What is an Uninsurable Peril?
Uninsurable risk is incidents or circumstances not covered by insurance or for which insurance companies are unable to provide policies. Usually, an uninsurable hazard is something that has a high risk of occurrence, meaning the insurance company's likelihood of payment is high and anticipated. Perils which are not contained in nature are usually catastrophic.
An example of an uninsurable danger would be if a person were to build a home in an area known to have flooded. Since the region has a history of the specific danger (i.e. a flood) occurring, an insurance company is unlikely to want to add flood coverage due to the difficulty of handling the potential risk. It is the reason why flood insurance exists as a policy of the national government.
When Insurance Won't Work?
Reputational risk arises when a business does something, or something happens to a business, that damages its reputation and disadvantages the public to the point where its business is in danger.

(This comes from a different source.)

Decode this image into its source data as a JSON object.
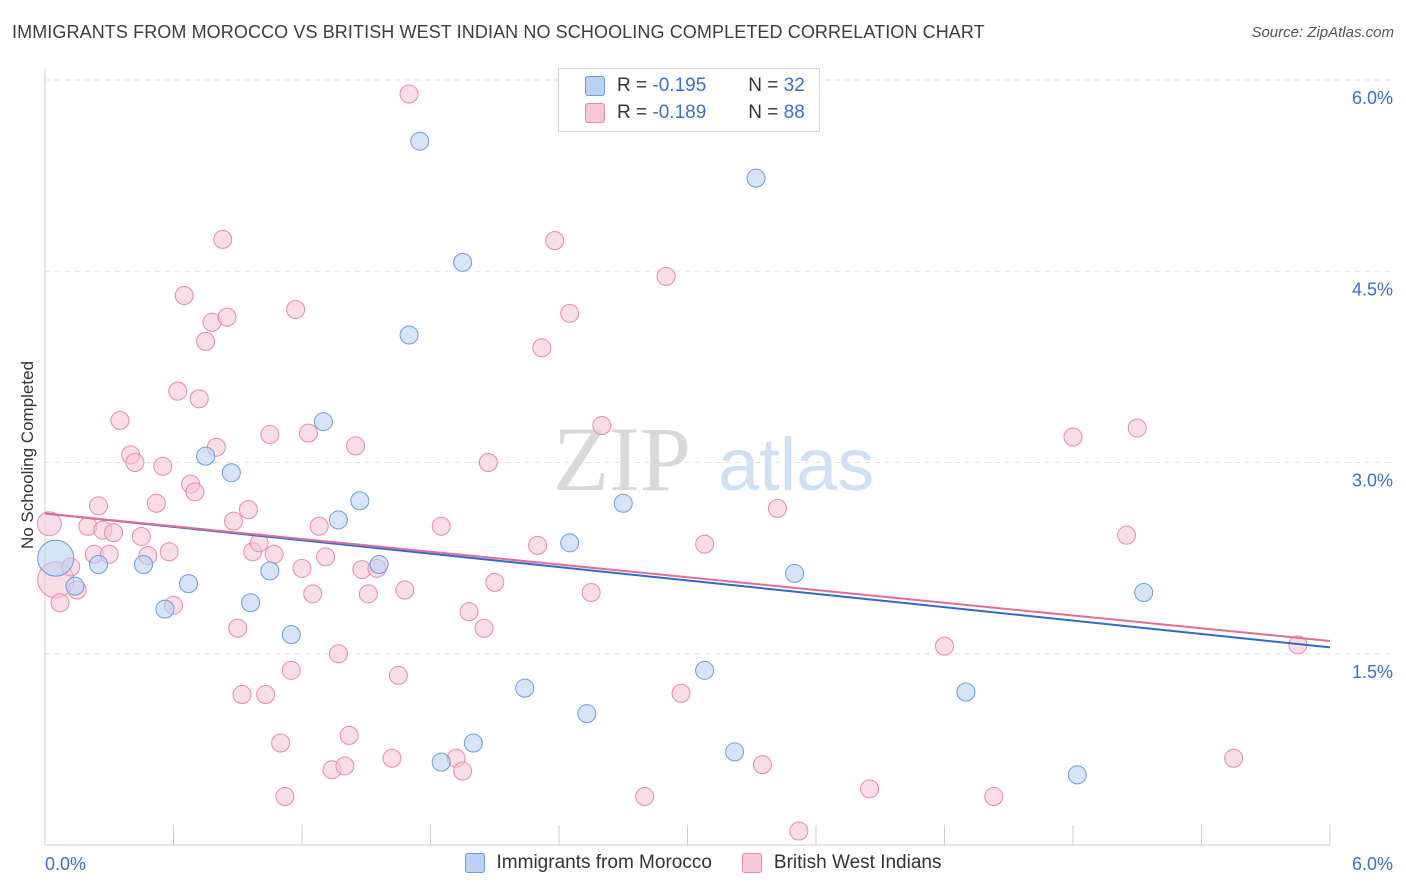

For example, a company's CEO is embroiled in a sexual harassment scandal, or someone accidentally puts poison in a company product's bottles. There may be some compensation for product recall costs, but such cases usually cannot be covered because an insurer cannot decide what the risk is and what it is worth.
Regulatory risk is the likelihood of a government agency doing something, or a government passing a law that would severely damage a company—for instance, forcing electric generators powered by coal to close.
Every year there are thousands of new rules and laws posted at state, local, and federal level. An insurer cannot foresee these or write a policy to mitigate the damage to a client that results from them.
Trade secrets are important to many companies, yet the harm is hard to calculate if they are leaked or stolen. A hacker may steal key computer code; a disgruntled employee may use hidden formulas or procedures to walk off. Predicting how likely that is to happen or how much harm it causes is beyond most insurers' capacity and reach.